Samajwadi Party leader and Uttar Pradesh Chief Minister Akhilesh Yadav said the Congress had failed the people on two counts – corruption and price rise – and, therefore, the people have turned against it. “There are many issues in this [general] election, but these two will be the biggest,” he told The Hindu.
Rejecting BJP prime ministerial candidate Narendra Modi’s allegation that the Samajwadi Party and the Bahujan Samaj Party were equally accountable for the failures of the Congress-led government at the Centre as they both were supporting it, Mr. Yadav said that was not the public perception. “The public perception is different. Secularism has been a very big issue and will remain a big issue after the elections. The people of U.P. understand this reason why we supported the Congress at the Centre.”

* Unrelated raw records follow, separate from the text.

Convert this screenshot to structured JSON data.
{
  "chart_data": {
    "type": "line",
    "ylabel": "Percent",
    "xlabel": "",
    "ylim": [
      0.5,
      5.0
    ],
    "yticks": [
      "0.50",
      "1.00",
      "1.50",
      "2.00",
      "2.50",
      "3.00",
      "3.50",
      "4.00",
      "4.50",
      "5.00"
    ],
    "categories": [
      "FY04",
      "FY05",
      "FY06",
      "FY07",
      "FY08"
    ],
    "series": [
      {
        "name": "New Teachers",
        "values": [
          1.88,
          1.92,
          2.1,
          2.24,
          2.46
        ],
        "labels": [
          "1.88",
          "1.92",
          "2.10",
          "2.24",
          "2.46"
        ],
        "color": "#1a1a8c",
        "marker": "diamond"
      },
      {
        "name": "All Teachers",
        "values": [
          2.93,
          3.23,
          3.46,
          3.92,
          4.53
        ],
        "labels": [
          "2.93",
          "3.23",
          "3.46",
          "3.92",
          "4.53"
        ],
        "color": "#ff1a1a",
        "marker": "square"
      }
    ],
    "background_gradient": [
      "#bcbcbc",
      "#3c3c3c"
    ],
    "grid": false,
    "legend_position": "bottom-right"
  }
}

Mr. Yadav said the SP would contest the Lok Sabha elections on the twin plank of secularism and development. Rejecting the BJP claims of a swing in its favour in the State, and ruling out any significant wave in favour of Mr. Modi, Mr Yadav said: “He is a visitor in U.P. He has no knowledge of the ground situation in the State. U.P. is no Gujarat. This is too huge in size… it has a substantial Muslim population… the religious and caste relations in the State are complex.” He said the BJP, contrary to its claim that it was focussing on development as the main poll issue, was trying to polarise the State on religious lines.
“The BJP and the RSS are trying to create trouble in U.P. Though they raise slogans about development, their actual politics is being played on the ground in the name of religion,” he said.